Pada Tabel 20 menunjukkan jumlah dan persentase responden berdasarkan perilaku untuk melakukan interaksi sosial. Jumlah responden yang memiliki perilaku untuk melakukan interaksi sosial sedang sebesar 52,0 persen dari jumlah responden, sedangkan perilaku untuk melakukan interaksi sosial sebesar 48,0 persen dari jumlah responden. Pada kategori rendah, dari jumlah responden tidak ada satu pun yang memiliki perilaku untuk melakukan interaksi sosial rendah. Artinya dari jumlah responden perilaku untuk melakukan interaksi sosialnya sedang, hal ini dikarenakan perilaku melakukan interaksi hanya dilakukan dalam waktu tertentu saja dan apabila banyak menemui kesulitan bukan bertanya kepada teman namun lebih banyak bertanya kepada situs pencarian pada smartphone.
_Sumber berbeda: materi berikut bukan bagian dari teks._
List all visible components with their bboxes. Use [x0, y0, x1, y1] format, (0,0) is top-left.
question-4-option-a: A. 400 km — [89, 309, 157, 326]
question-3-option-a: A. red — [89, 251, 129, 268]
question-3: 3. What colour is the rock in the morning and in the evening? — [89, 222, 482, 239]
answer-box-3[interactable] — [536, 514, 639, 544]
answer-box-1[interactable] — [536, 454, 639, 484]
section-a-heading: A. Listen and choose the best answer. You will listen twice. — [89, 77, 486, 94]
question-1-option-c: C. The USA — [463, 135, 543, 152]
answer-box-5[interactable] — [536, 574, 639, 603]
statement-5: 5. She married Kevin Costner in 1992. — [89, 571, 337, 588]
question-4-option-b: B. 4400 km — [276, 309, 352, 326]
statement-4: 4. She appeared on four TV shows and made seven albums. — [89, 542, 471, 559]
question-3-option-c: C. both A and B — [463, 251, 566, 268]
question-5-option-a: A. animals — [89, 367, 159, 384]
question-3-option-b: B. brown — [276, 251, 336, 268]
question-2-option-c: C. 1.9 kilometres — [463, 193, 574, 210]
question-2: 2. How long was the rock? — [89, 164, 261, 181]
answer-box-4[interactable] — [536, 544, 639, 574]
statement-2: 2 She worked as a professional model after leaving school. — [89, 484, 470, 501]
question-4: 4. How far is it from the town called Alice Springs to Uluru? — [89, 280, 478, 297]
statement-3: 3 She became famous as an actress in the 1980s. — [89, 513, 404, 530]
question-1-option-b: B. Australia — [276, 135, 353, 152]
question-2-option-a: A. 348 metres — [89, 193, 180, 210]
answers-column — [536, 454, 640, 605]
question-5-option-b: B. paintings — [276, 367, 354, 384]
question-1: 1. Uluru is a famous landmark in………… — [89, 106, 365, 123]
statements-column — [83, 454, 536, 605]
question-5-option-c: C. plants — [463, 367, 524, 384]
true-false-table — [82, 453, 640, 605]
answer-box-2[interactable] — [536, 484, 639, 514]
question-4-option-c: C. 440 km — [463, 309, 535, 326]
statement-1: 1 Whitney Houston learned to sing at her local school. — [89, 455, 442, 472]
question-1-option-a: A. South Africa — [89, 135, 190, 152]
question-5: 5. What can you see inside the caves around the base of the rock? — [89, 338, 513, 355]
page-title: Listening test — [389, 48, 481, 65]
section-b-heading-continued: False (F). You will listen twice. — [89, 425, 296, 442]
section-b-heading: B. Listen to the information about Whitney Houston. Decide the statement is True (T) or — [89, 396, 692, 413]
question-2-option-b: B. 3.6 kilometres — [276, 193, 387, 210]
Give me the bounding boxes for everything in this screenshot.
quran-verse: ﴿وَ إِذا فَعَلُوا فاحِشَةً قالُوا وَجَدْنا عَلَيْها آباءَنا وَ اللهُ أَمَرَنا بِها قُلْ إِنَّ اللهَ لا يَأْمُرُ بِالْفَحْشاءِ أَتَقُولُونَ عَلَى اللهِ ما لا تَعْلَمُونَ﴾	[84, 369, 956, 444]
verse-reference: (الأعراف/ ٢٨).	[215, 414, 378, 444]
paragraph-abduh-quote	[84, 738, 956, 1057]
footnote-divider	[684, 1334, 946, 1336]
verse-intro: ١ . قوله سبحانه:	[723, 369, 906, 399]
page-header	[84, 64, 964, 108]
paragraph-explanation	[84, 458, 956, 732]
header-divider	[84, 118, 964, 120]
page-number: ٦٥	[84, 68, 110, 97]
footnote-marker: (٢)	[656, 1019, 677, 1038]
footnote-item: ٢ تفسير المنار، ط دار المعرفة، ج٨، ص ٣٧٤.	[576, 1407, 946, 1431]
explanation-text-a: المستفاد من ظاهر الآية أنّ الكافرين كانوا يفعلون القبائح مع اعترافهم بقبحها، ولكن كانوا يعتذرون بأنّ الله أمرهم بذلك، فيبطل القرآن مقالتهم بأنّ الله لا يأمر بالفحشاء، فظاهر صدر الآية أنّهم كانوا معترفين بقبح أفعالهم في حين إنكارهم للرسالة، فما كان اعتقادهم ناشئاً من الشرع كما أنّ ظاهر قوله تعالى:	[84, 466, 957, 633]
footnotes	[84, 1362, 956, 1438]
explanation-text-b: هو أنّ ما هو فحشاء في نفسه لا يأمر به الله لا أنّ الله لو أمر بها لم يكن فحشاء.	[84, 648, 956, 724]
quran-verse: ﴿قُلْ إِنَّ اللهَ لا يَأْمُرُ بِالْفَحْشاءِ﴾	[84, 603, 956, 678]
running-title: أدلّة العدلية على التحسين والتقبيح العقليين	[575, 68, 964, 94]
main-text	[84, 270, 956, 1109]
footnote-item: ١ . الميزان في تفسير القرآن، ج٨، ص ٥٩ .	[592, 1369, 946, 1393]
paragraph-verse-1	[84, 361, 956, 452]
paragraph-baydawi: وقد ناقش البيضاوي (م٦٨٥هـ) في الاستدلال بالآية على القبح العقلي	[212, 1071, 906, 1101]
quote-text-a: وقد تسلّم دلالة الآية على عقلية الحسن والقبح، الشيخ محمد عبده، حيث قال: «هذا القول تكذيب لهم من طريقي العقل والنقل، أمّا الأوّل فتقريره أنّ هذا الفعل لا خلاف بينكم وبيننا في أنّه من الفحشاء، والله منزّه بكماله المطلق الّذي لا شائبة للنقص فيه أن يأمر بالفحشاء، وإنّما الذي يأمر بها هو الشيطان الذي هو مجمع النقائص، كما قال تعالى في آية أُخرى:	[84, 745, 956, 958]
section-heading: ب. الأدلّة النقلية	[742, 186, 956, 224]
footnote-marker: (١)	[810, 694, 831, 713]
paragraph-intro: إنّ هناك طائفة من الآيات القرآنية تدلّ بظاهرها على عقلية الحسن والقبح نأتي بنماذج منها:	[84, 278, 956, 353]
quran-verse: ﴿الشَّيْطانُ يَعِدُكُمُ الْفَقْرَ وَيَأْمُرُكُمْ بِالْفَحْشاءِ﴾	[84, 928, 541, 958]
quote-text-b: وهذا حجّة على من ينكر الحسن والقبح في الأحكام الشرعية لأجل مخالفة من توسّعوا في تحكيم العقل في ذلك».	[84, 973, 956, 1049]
Perbedaan seperti status pendidikan merupakan hal penting yang juga diperhatikan dalam perilaku interaksi sosial mengenai suatu topik tertentu. Hal ini diperkuat oleh ungkapan SHL berikut:

“Kalo ada kesulitan ya cari di google mbak tentang apa ja itu, jarang sih tanya ke temen. Kan kalo disini temen-temenku rata-rata ndak melanjutkan sekolah jadi aku lebih baik tanya google aja. Bukane apa- apa biar cepet juga. Kalo di kampus ya paling aku tanya tapi jarang sih mbak. Pokoke seringnya milih buka google aja dari pada tanya. Gak semua sih kadang yo aku juga mikir kalo mau tanya, kalo kayaknya dia ndak tau ya ndak aku tanya. Kalo kayaknya tau tentang yang mau aku tanyain ya mesti tak tanya mbak” (SHL, 22 tahun)

Tabel 21 Jumlah dan persentase responden berdasarkan perilaku untuk memperoleh hiburan 2016

No Perilaku untuk melakukan interaksi sosial Jumlah Responden (orang) Persentase (%) 1 Rendah 7 14.0 2 Sedang 30 60.0 3 Tinggi 13 26.0 Jumlah 50 100.0

Pada Tabel 21 menunjukkan jumlah dan persentase responden berdasarkan perilaku untuk memperoleh informasi. Jumlah responden yang memiliki perilaku untuk memperoleh informasi rendah sebesar 14,0 persen dari jumlah responden, sedang sebesar 54,0 persen dari jumlah responden, sedangkan perilaku untuk memperoleh informasi tinggi sebesar 46,0 persen dari jumlah responden. Artinya dari jumlah responden perilaku untuk memperoleh hiburannya sedang, hal ini

dikarenakan perilaku mencari hiburan hanya dapat dilakukan pada setiap kegiatan penggunaan smartphone. Perilaku hiburan antara responden berbeda dan sesuai dengan ketertarikan responden. Selain itu hal yang menarik adalah walaupun adanya smartphone responden tidak melupakan media lainnya dan hiburan yang datang dari kebudayaan sendiri. Hal ini diperkuat oleh ungkapan SRW berikut:

“Buka HP wae iku hiburan mbak,, apalagi kalo dalam keadaan sepi buka HP maen di BBM, line, atau instagram itu udah hiburan. Gak harus sering-sering sih mbak. Tergantung situasi sih mbak, kalo misale lagi kesepian dan gak ada kerjaan. Chattingan di grup ae itu udah jadi hiburan kadang juga tergantung moodnya kayak gimana jadi ndak maksain dan gak mesti ngono loh kegiatan goleki hiburane. Banyak sih hiburan gak mesti di HP. Liat tivi juga hiburan, liat wayang golek sama temen disini yo hiburan, liat orgen tunggal yo hiburan mbak” (SRW, 23 tahun)

Menjelaskan ungkapan salah satu responden yaitu SRW yang mengatakan bahwa membuka smartphone saja baginya adalah hiburan, terutama dalam keadaan sepi. Membuka BBM, line, atau instagram merupakan suatu hiburan baginya. Namun penggunaannya berdasarkan situasi seperti tidak memiliki aktifitas tertentu dan sedang dalam keadaan kesepian. Selain itu melakukan aktifitas chatting di grup juga merupakan hiburan, terkadang hal tersebut dilakukan apabila moodnya baik sehingga apapun yang dilakukan tidak memaksakan diri. Bagi SRW hiburan tidak hanya didapat pada smartphone saja namun juga lainnya seperti menonton TV, menonton wayang golek yang ada setiap kali ada acara besar, kemudian menonton orgen tunggal yang ada setiap kali ada pernikahan dan acara besar di Kabupaten Sukoharjo.